Wahyu Wagiman, Direktur Eksekutif Lembaga Studi dan Advokasi Masyarakat (Elsam), mengatakan revisi UU Pemberantasan Tindak Pidana Terorisme seharusnya dilakukan untuk menyelaraskan dengan prinsip hak asasi manusia. Pasalnya, UU yang berlaku saat ini sudah cukup efektif dalam menangkal aksi terorisme.
"Antar-instansi pemerintah cukup melakukan penguatan fungsi koordinasi, baik dari fungsi pencegahan, deteksi dini, penindakan, penegakan hukum, dan rehabilitasi, sehingga terintegrasi," kata Wahyu, Selasa (2/2/2016).
Wahyu menuturkan revisi UU No. 15/2003 juga harus menjamin hak atas rasa aman setiap warga negara dengan melakukan optimalisasi terhadap seluruh perangkat dan sumber daya yang dimiliki, tanpa mengabaikan kewajiban untuk melindungi hak asasi manusia.
Menurutnya, pihaknya menolak seluruh usulan yang terkait dengan penambahan kewenangan penangkapan, penahanan dan deteksi dini yang tidak sejalan dengan prinsip hak asasi manusia.
Dia juga menyebutkan berdasarkan laporan Pelapor Khusus PBB Untuk Counter Terrorism Martin Scheinin pada 2009 diketahui perluasan deteksi dini atas nama pemberantasan terorisme secara sistematik menimbulkan efek samping, seperti ketakutan, terancamnya hak untuk berserikat, dan berpotensi memunculkan pelanggaran terhadap fair trial.

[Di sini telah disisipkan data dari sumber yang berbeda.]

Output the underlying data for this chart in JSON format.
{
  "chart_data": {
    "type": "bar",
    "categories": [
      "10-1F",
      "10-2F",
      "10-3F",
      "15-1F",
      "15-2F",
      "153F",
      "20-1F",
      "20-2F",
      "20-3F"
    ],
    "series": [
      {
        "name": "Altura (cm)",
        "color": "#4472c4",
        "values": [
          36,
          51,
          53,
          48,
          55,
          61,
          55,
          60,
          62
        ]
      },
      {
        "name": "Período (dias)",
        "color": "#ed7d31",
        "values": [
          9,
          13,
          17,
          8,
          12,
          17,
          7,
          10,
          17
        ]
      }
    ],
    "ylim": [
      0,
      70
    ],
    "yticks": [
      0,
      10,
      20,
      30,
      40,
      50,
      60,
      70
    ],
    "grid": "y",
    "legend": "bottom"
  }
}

Saat itu, lanjut Wahyu, Scheinin menekankan prinsip campur tangan yang minimal, penggunaan data pribadi yang terbatas, pengawasan dan pengaturan terhadap akses data pribadi, keterbukaan dan kejujuran, serta moderenisasi secara efektif dalam pembentukan regulasi pemberantasan tindak pidana terorisme.